Hein S, Scheffold T, Schaper J
Max-Planck-Institute for Physiological and Clinical Research, Department of Experimental Cardiology, Bad Nauheim, Germany.
J Thorac Cardiovasc Surg. 1995 Jul;110(1):89-98. doi: 10.1016/S0022-5223(05)80013-3.

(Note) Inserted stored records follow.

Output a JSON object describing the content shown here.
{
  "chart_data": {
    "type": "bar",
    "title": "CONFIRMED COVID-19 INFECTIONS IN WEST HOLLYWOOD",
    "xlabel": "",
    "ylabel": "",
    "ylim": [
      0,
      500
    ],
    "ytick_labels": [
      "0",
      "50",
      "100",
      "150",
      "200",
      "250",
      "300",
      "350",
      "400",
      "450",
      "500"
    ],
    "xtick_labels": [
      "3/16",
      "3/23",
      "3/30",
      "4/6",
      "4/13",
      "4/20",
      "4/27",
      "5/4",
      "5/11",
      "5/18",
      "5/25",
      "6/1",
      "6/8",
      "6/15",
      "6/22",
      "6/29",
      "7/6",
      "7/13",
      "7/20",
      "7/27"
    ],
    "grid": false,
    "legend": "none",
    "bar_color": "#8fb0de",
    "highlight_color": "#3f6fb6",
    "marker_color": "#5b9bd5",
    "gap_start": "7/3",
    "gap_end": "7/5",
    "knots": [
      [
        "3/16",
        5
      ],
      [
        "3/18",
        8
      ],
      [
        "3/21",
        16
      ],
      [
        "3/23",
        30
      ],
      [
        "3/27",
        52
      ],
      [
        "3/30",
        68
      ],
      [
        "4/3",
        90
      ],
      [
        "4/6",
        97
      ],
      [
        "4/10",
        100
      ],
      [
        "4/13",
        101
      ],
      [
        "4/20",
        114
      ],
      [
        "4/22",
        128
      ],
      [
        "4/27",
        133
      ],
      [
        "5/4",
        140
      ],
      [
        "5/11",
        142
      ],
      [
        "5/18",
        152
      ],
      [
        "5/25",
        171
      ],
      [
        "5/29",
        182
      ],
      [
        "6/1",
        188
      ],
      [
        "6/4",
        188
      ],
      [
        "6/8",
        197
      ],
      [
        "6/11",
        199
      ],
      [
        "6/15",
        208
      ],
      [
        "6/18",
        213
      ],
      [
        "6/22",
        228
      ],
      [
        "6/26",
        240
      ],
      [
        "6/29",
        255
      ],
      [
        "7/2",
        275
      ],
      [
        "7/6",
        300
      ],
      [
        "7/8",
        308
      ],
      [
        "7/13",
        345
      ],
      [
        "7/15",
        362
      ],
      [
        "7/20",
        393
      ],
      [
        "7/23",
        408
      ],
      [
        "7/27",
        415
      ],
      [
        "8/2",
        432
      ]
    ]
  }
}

Ischemia is known to produce damage to subcellular organelles, such as nuclei and mitochondria, in myocardial tissue. We tested the hypothesis that during myocardial ischemia various cytoskeletal and contractile proteins also undergo changes. We induced total global ischemia by incubation in buffer of tissue samples from six human left ventricles that were obtained from heart transplant recipients. Samples were removed from the incubation medium at different time intervals and investigated by immunohistochemistry using monoclonal antibodies against myosin, actin, tropomyosin, troponin T, myomesin, desmin, tubulin, and vinculin. The degree of ischemic injury was determined by electron microscopy. Ischemic cardiomyopathic human tissue showed disturbances of the localization pattern of myosin, actin, tropomyosin, and troponin T as early as 10 minutes after the onset of ischemia; this disruption was complete at 20 minutes. Tubulin also started changing at 10 minutes, but complete disruption was only evident after 120 minutes. Desmin and myomesin showed an intermediate response; changes began at 30 to 40 minutes, and disruption was complete at 90 to 120 minutes. Vinculin was most resistant to ischemia. Ultrastructurally, the tissue showed moderate reversible ischemic injury during the entire period of 180 minutes. Measuring the exposure time in seconds allowed quantitation of the intensity of the fluorescence. We reached the following conclusions: (1) Ischemia causes damage to the contractile proteins sooner than to the cytoskeleton and subcellular organelles. (2) Diseased human hearts are extremely susceptible to the effects of ischemia. These findings are important for the situation of induced cardiac arrest in heart operations and for preservation of donor hearts for transplantation.
已知缺血会对心肌组织中的亚细胞器,如细胞核和线粒体造成损伤。我们验证了这样一个假设,即在心肌缺血期间,各种细胞骨架蛋白和收缩蛋白也会发生变化。我们通过将取自心脏移植受者的六个人类左心室的组织样本置于缓冲液中孵育来诱导完全性全脑缺血。在不同时间间隔从孵育培养基中取出样本,并使用针对肌球蛋白、肌动蛋白、原肌球蛋白、肌钙蛋白T、肌间线蛋白、结蛋白、微管蛋白和纽蛋白的单克隆抗体通过免疫组织化学进行研究。通过电子显微镜确定缺血损伤的程度。缺血性心肌病患者的组织在缺血开始后10分钟就显示出肌球蛋白、肌动蛋白、原肌球蛋白和肌钙蛋白T定位模式的紊乱;这种破坏在20分钟时完全形成。微管蛋白在10分钟时也开始发生变化,但只有在120分钟后才明显完全破坏。结蛋白和肌间线蛋白表现出中间反应;变化在30至40分钟开始,在90至120分钟时完全破坏。纽蛋白对缺血最具抗性。在超微结构上,组织在整个180分钟期间显示出中度可逆性缺血损伤。测量以秒为单位的曝光时间可以对荧光强度进行定量。我们得出以下结论:(1)缺血对收缩蛋白的损伤比对细胞骨架和亚细胞器的损伤更早。(2)患病的人类心脏对缺血的影响极其敏感。这些发现对于心脏手术中诱导心脏骤停的情况以及供体心脏移植保存具有重要意义。